It, of course, is college football. And it is a beautiful thing.

And for the NCAA and its participating schools, it's a lucrative thing, too.

It's no secret that television networks have paid extraordinary amounts of money for broadcasting rights to the NCAA's biggest sporting events.

It's no secret that the schools are making big dollars from naming rights, advertising revenues, jersey sales, ticket sales, and bowl games.

And it's no secret that the athletes attending these colleges don't receive any kickbacks despite generating millions of dollars for their schools.

Wait, check that last part. You mean they are receiving kickbacks?

Yes, naive sports fan--it's true. 

It seems like every week another one of the nation's top football programs is finding themselves in hot water brought about by coaches hiding information, players circumventing rules to make an extra dollar, recruiting infractions--the list goes on.

Ohio State, Oregon, Auburn, West Virginia, North Carolina, and USC have each had to answer difficult questions from the NCAA regarding their programs over the last two years.  And sadly, the list of schools committing violations is likely much longer than those that have been exposed.

As a response, their has been increased dialogue by media members from coast to coast about colleges throwing kickbacks to NCAA athletes. The main argument isn't so much that athletes deserve a piece of the pie, but that instituting a pay to play system will somehow magically rectify the rapidly deteriorating integrity of college athletics.

Schools will pay players so they won't make closed-door deals with boosters, agents, and other financiers looking to take advantage of young, naive athletes. Schools won't have to cover up infractions. Recruiting violations will diminish because coaches won't have to entice five-star prospects with money and perks they can't legally offer.

Seems like a logical theory. It's also a flawed one.

Why do people believe that if colleges pay top-rank athletes it will prevent them from violating NCAA rules? There's no such thing as "enough money" to most people in our society, let alone ego-driven athletes who are predisposed to a sense of self-entitlement. Give an inch, they'll take a mile.  
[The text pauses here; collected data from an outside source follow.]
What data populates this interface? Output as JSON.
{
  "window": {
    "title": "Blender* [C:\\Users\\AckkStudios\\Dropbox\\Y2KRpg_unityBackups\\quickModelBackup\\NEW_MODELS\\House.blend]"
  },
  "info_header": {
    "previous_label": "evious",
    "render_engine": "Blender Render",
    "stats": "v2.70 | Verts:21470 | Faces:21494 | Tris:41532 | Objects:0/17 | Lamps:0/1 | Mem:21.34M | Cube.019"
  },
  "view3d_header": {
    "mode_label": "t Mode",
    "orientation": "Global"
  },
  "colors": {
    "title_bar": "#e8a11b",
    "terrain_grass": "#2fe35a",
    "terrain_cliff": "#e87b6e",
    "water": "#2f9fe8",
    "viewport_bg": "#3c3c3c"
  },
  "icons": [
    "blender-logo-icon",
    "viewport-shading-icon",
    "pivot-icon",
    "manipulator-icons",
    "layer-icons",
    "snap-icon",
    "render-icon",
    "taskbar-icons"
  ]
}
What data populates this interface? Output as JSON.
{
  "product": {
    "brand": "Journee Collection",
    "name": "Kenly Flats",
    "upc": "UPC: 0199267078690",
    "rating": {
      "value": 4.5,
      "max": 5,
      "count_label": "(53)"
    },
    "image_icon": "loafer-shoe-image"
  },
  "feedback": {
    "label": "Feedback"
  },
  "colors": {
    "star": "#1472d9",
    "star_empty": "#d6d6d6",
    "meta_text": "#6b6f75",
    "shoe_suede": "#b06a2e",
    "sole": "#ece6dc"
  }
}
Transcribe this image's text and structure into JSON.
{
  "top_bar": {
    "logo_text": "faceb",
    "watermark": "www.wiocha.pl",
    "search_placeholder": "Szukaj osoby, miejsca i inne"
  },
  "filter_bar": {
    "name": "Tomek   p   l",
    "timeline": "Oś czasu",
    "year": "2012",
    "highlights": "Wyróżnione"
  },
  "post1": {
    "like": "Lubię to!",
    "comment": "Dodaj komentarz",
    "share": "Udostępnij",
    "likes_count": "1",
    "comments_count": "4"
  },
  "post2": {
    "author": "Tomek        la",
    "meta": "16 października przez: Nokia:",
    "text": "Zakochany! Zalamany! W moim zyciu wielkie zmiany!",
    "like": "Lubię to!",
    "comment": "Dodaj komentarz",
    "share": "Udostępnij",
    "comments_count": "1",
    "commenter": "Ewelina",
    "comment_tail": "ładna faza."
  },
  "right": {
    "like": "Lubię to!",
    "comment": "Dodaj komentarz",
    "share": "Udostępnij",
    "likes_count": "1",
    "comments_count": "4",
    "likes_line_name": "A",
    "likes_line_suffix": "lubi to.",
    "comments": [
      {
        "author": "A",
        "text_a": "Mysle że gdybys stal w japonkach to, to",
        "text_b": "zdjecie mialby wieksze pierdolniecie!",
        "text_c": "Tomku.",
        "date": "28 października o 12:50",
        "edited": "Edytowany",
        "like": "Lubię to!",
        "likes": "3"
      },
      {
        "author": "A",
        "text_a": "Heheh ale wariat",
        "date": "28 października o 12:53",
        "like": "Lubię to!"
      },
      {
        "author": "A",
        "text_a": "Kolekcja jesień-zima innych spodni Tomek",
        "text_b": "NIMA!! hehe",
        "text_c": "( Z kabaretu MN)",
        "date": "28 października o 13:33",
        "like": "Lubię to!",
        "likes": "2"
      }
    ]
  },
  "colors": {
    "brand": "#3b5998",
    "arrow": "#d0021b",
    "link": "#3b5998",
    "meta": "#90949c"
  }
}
Here's the problem, making one ammendment to the system isn't going to generate sweeping change. Sweeping changes to the system will generate sweeping change.

Paying athletes is the least integral part of the process. If anything, athletes should be allowed to speak at engagements, sell memorabilia, and endorse products. Allowing student-athletes to make money by any legal means possible will help reduce the dirty laundry produced by FBS schools.

For those that want schools to pay athletes, fine. But lift all the regulations. Don't act as if cutting a starting running back a check every two weeks is going to clean up collegiate sports.

I love the game. I love the traditions unique to each school. 

But there's still a large portion in this country that have foolishly convinced themselves that the best part of collegiate sports is its purity. That the game is removed from the egos and big dollars that have contaminated professional sports. Maybe there was a time that this was true. But that time has come and gone. It's far gone.  

So let's adapt with the times, allow each individual athlete to operate as a free enterprise, get what they think they're owed, and we can enjoy the game for what it is.